Он стал у короткой стороны верстака, чтобы, разговаривая с Рулом, смотреть ему прямо в лицо.
– Нынешняя молодежь наплевательски относится к инструментам, – проворчал Рул. – Где работали, там и бросили, или, того хуже, – швырк в угол, и дело с концом. Никак не мог я приучить Криса беречь инструмент. – О Крисе он сказал с грустью. – Н-да, теперь уж не доведется его учить… Все это очень печально, менеер. А вам приходится ломать голову…
– Над чем? – дружески спросил его Ягер. Старик пристально посмотрел на него.
– Сами знаете, о чем я. Или вы уже раскрыли это преступление?
– Что собой представлял Крис Бергман? – Эрику Ягеру казалось, что Рул не прочь побеседовать.
Рул взял масленку, выдавил несколько капель масла на тщательно вычищенные ножницы и снова принялся их чистить.
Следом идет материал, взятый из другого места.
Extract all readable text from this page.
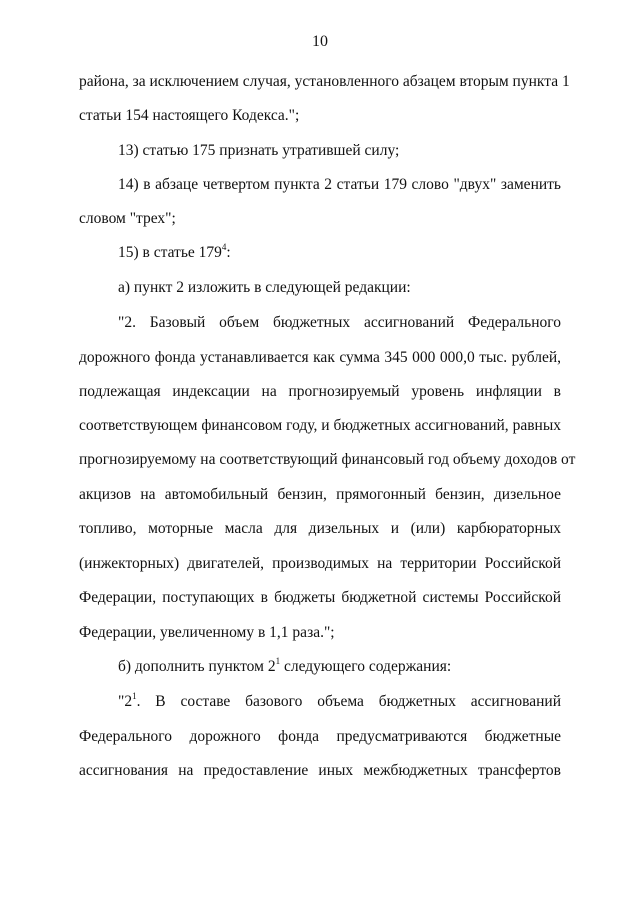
10
района, за исключением случая, установленного абзацем вторым пункта 1
статьи 154 настоящего Кодекса.";
13) статью 175 признать утратившей силу;
14) в абзаце четвертом пункта 2 статьи 179 слово "двух" заменить
словом "трех";
15) в статье $179^4$:
а) пункт 2 изложить в следующей редакции:
"2. Базовый объем бюджетных ассигнований Федерального
дорожного фонда устанавливается как сумма 345 000 000,0 тыс. рублей,
подлежащая индексации на прогнозируемый уровень инфляции в
соответствующем финансовом году, и бюджетных ассигнований, равных
прогнозируемому на соответствующий финансовый год объему доходов от
акцизов на автомобильный бензин, прямогонный бензин, дизельное
топливо, моторные масла для дизельных и (или) карбюраторных
(инжекторных) двигателей, производимых на территории Российской
Федерации, поступающих в бюджеты бюджетной системы Российской
Федерации, увеличенному в 1,1 раза.";
б) дополнить пунктом $2^1$ следующего содержания:
"$2^1$. В составе базового объема бюджетных ассигнований
Федерального дорожного фонда предусматриваются бюджетные
ассигнования на предоставление иных межбюджетных трансфертов
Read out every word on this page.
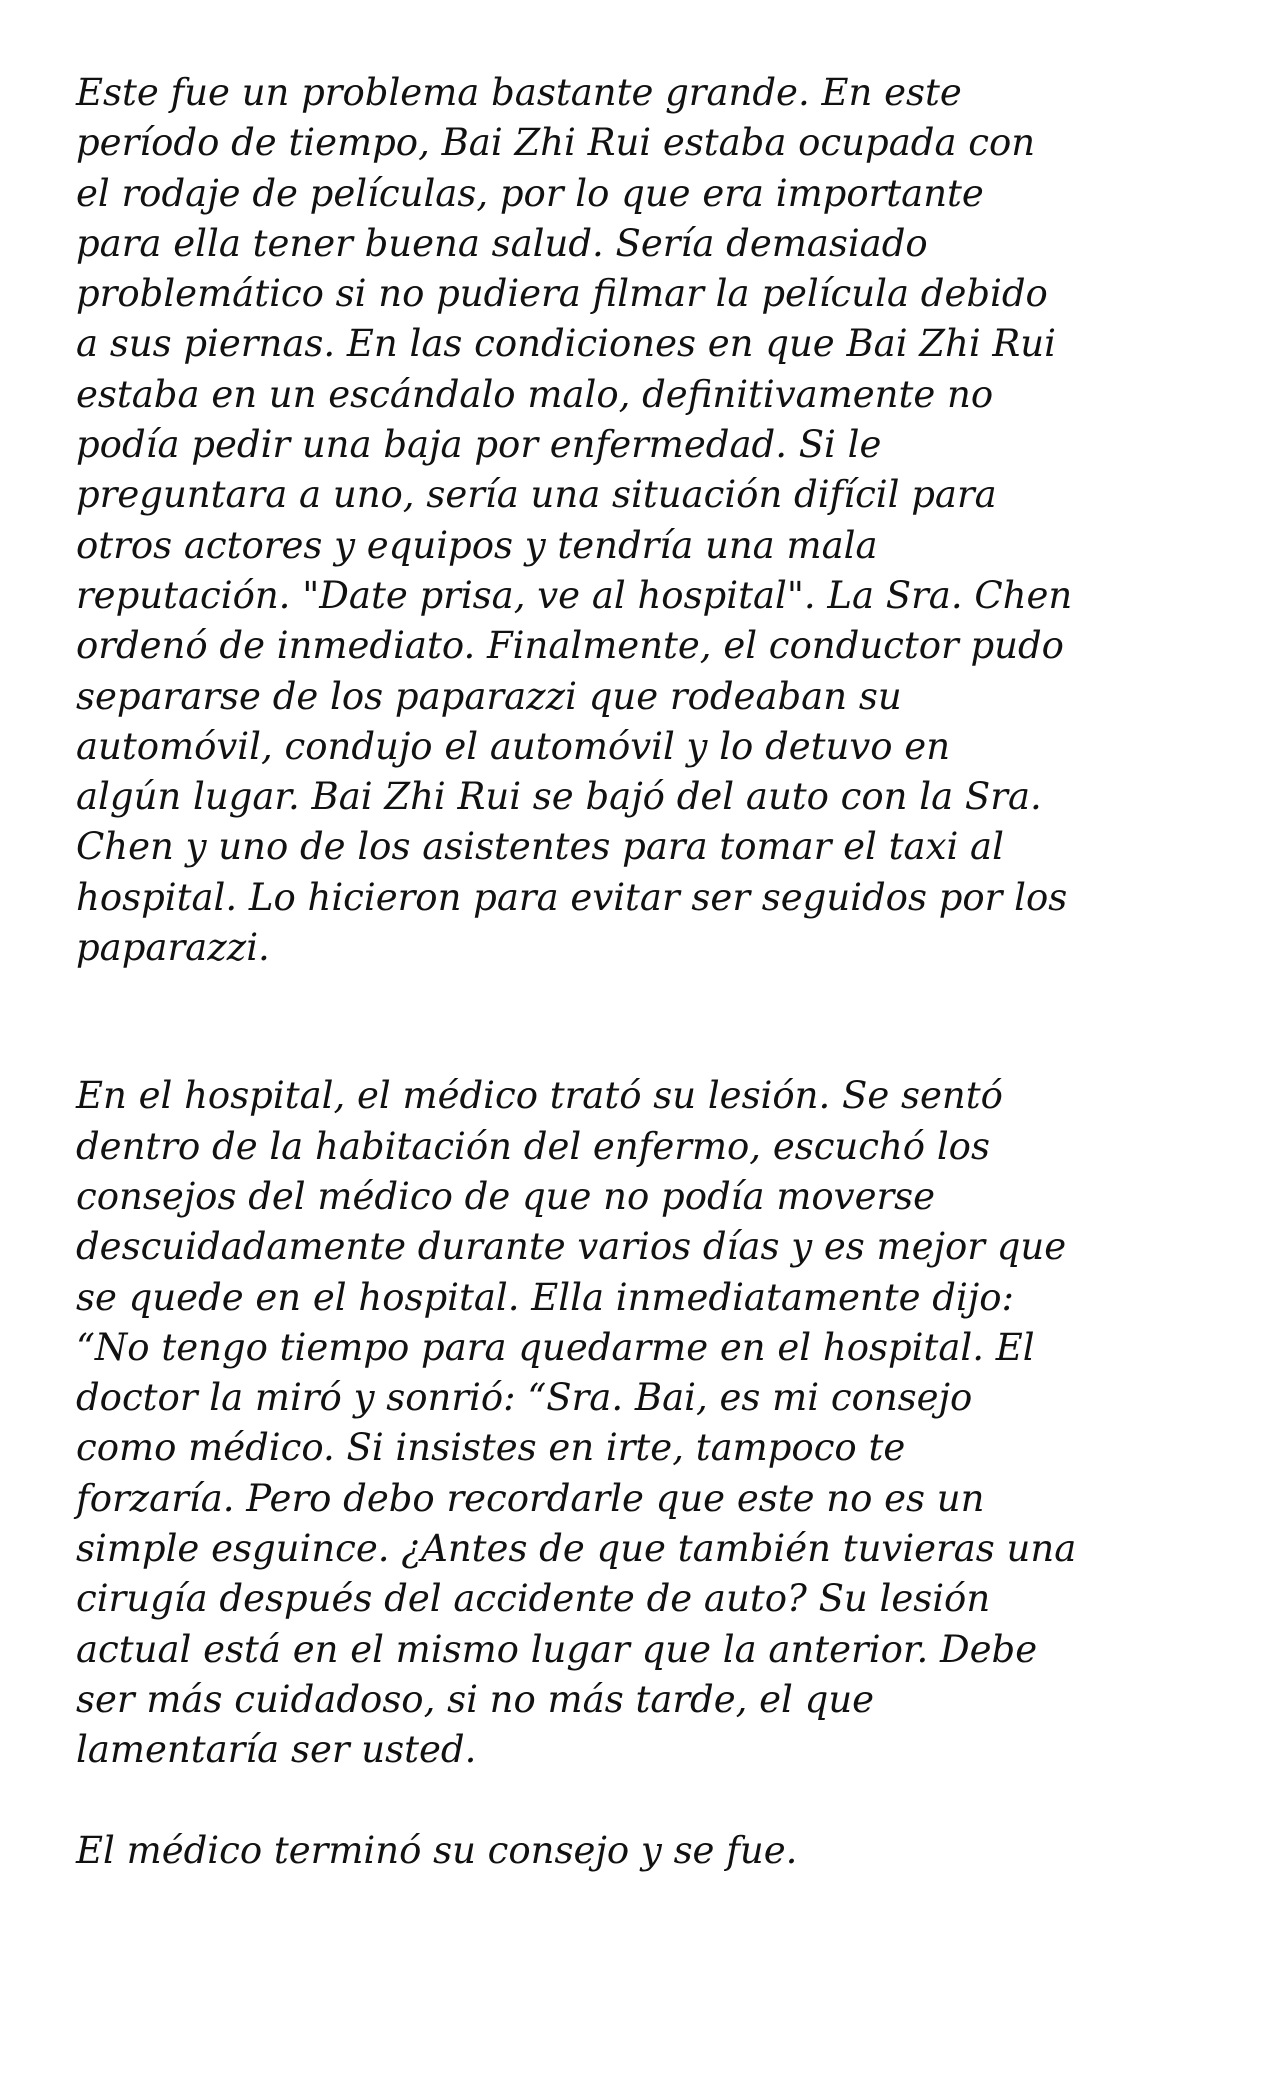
Este fue un problema bastante grande. En este
período de tiempo, Bai Zhi Rui estaba ocupada con
el rodaje de películas, por lo que era importante
para ella tener buena salud. Sería demasiado
problemático si no pudiera filmar la película debido
a sus piernas. En las condiciones en que Bai Zhi Rui
estaba en un escándalo malo, definitivamente no
podía pedir una baja por enfermedad. Si le
preguntara a uno, sería una situación difícil para
otros actores y equipos y tendría una mala
reputación. "Date prisa, ve al hospital". La Sra. Chen
ordenó de inmediato. Finalmente, el conductor pudo
separarse de los paparazzi que rodeaban su
automóvil, condujo el automóvil y lo detuvo en
algún lugar. Bai Zhi Rui se bajó del auto con la Sra.
Chen y uno de los asistentes para tomar el taxi al
hospital. Lo hicieron para evitar ser seguidos por los
paparazzi.
En el hospital, el médico trató su lesión. Se sentó
dentro de la habitación del enfermo, escuchó los
consejos del médico de que no podía moverse
descuidadamente durante varios días y es mejor que
se quede en el hospital. Ella inmediatamente dijo:
“No tengo tiempo para quedarme en el hospital. El
doctor la miró y sonrió: “Sra. Bai, es mi consejo
como médico. Si insistes en irte, tampoco te
forzaría. Pero debo recordarle que este no es un
simple esguince. ¿Antes de que también tuvieras una
cirugía después del accidente de auto? Su lesión
actual está en el mismo lugar que la anterior. Debe
ser más cuidadoso, si no más tarde, el que
lamentaría ser usted.
El médico terminó su consejo y se fue.
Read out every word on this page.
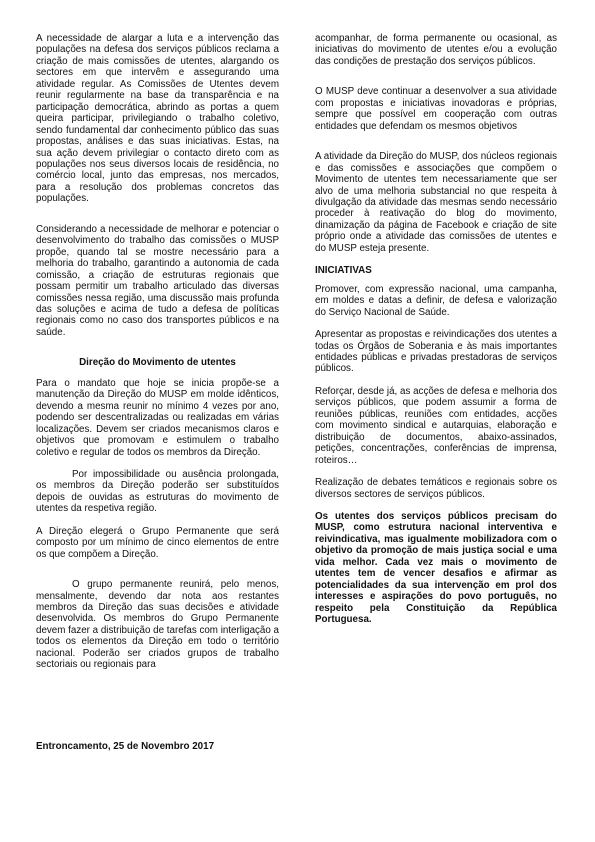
A necessidade de alargar a luta e a intervenção das populações na defesa dos serviços públicos reclama a criação de mais comissões de utentes, alargando os sectores em que intervêm e assegurando uma atividade regular. As Comissões de Utentes devem reunir regularmente na base da transparência e na participação democrática, abrindo as portas a quem queira participar, privilegiando o trabalho coletivo, sendo fundamental dar conhecimento público das suas propostas, análises e das suas iniciativas. Estas, na sua ação devem privilegiar o contacto direto com as populações nos seus diversos locais de residência, no comércio local, junto das empresas, nos mercados, para a resolução dos problemas concretos das populações.

Considerando a necessidade de melhorar e potenciar o desenvolvimento do trabalho das comissões o MUSP propõe, quando tal se mostre necessário para a melhoria do trabalho, garantindo a autonomia de cada comissão, a criação de estruturas regionais que possam permitir um trabalho articulado das diversas comissões nessa região, uma discussão mais profunda das soluções e acima de tudo a defesa de políticas regionais como no caso dos transportes públicos e na saúde.

Direção do Movimento de utentes

Para o mandato que hoje se inicia propõe-se a manutenção da Direção do MUSP em molde idênticos, devendo a mesma reunir no mínimo 4 vezes por ano, podendo ser descentralizadas ou realizadas em várias localizações. Devem ser criados mecanismos claros e objetivos que promovam e estimulem o trabalho coletivo e regular de todos os membros da Direção.

Por impossibilidade ou ausência prolongada, os membros da Direção poderão ser substituídos depois de ouvidas as estruturas do movimento de utentes da respetiva região.

A Direção elegerá o Grupo Permanente que será composto por um mínimo de cinco elementos de entre os que compõem a Direção.

O grupo permanente reunirá, pelo menos, mensalmente, devendo dar nota aos restantes membros da Direção das suas decisões e atividade desenvolvida. Os membros do Grupo Permanente devem fazer a distribuição de tarefas com interligação a todos os elementos da Direção em todo o território nacional. Poderão ser criados grupos de trabalho sectoriais ou regionais para

acompanhar, de forma permanente ou ocasional, as iniciativas do movimento de utentes e/ou a evolução das condições de prestação dos serviços públicos.

O MUSP deve continuar a desenvolver a sua atividade com propostas e iniciativas inovadoras e próprias, sempre que possível em cooperação com outras entidades que defendam os mesmos objetivos

A atividade da Direção do MUSP, dos núcleos regionais e das comissões e associações que compõem o Movimento de utentes tem necessariamente que ser alvo de uma melhoria substancial no que respeita à divulgação da atividade das mesmas sendo necessário proceder à reativação do blog do movimento, dinamização da página de Facebook e criação de site próprio onde a atividade das comissões de utentes e do MUSP esteja presente.

INICIATIVAS

Promover, com expressão nacional, uma campanha, em moldes e datas a definir, de defesa e valorização do Serviço Nacional de Saúde.

Apresentar as propostas e reivindicações dos utentes a todas os Órgãos de Soberania e às mais importantes entidades públicas e privadas prestadoras de serviços públicos.

Reforçar, desde já, as acções de defesa e melhoria dos serviços públicos, que podem assumir a forma de reuniões públicas, reuniões com entidades, acções com movimento sindical e autarquias, elaboração e distribuição de documentos, abaixo-assinados, petições, concentrações, conferências de imprensa, roteiros…

Realização de debates temáticos e regionais sobre os diversos sectores de serviços públicos.

Os utentes dos serviços públicos precisam do MUSP, como estrutura nacional interventiva e reivindicativa, mas igualmente mobilizadora com o objetivo da promoção de mais justiça social e uma vida melhor. Cada vez mais o movimento de utentes tem de vencer desafios e afirmar as potencialidades da sua intervenção em prol dos interesses e aspirações do povo português, no respeito pela Constituição da República Portuguesa.

Entroncamento, 25 de Novembro 2017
Эрику Ягеру, который тоже оставлял где попало свои садовые инструменты или запихивал их куда-нибудь в угол, нетрудно было себе представить, что такая привычка Криса не способствовала хорошим отношениям со старым садовником.
Рул между тем раздумывал над заданным ему вопросом.
– По-своему неплохой был парень, если считать, что такого сорта ребята вообще чего-то стоят, скажу я вам, менеер.
Судя по всему, Рул решил пока оставить себе лазейку.
Эрик Ягер кивнул, словно понял, хотя на самом-то деле не очень. А Рул продолжал:
– Он был чертовски упрямый, своенравный. Когда я весной учил его, как надо подрезать розовые кусты, чтобы получилась форма вазы, он сделал по-своему: дескать, и без тебя знаю – и чуть не погубил все цветы. До смерти жалко, коли сам работаешь с душой. И таких случаев было немало. В садоводстве он ни шиша не смыслил, но это бы еще полбеды, если б он прислушивался к тому, чему его учат. Я иной раз даже удивлялся, зачем он выбрал себе это занятие.
Эрик Ягер приехал сюда вовсе не для того, чтобы обсуждать садоводческие таланты Криса, но последнее замечание его заинтересовало, и он решил копнуть поглубже.
– Может, он считал, что лучше хоть какая-нибудь работа, чем вообще никакой? – осторожно спросил он.
– Это конечно, – согласился Рул. – Но в последнее время он работал спустя рукава и надо было постоянно держать его в руках. Раньше он старался и работал охотно, но в последнее время валял дурака.
– С каких пор? Рул подумал.
– Месяца два-три.
– Он, значит, не годился для такой работы? Рул покачал головой.
– Сад любить надо. Тогда дело пойдет. Парень был молодой, здоровый, только вот приложить руки к работе не хотел. Очень уж избалованная нынче молодежь. Раньше до седьмого пота вкалывали, чтобы с голоду не подохнуть, а теперь у них всегда найдется что пожрать.
Он строго взглянул на Ягера, и тот одобряюще кивнул головой. Пусть старый садовник выскажется – может, удастся что-нибудь выведать.
– В мои молодые годы, поверите ли, не так было, – продолжал Рул, с воодушевлением оседлав любимого конька. Наконец-то нашелся человек, который его слушает! Он даже сел на скамью напротив инспектора, вынул кисет, достал щепотку табаку и сунул его в рот. – Моя мать умерла, когда мне было всего три месяца, а отца я потерял, когда мне было девять лет. Случилось это в четырнадцатом году. До тех пор нас с сестренкой и братом воспитывала экономка. И заботилась о нас, как только могла. А когда умер отец, доходы иссякли. У нашей воспитательницы не было денег, чтобы нас прокормить, и тогда о нас позаботились родственники. Упаси господь от таких благодеяний. Меня отдали в крестьянскую семью, и уже в пять утра я начинал доить коров. Доить коров и чистить хлев. Маленький был, а сколько навозу перетаскал – боже ты мой! А в сенокос меня не пускали в школу, чтобы я помогал в поле. Карманных денег не давали, надо было зарабатывать своим горбом, на побегушках у других людей. И не думайте, что тогда смели заикнуться насчет плохих условий труда, как сегодня. Впрочем, вам не пришлось испытать такое, ведь вы прожили на свете на добрых четверть века меньше моего.
Через открытую дверь он посмотрел в сад, и Эрик Ягер взглянул туда же. Луна только что поднялась над вершинами деревьев. По небу плыли последние обрывки туч.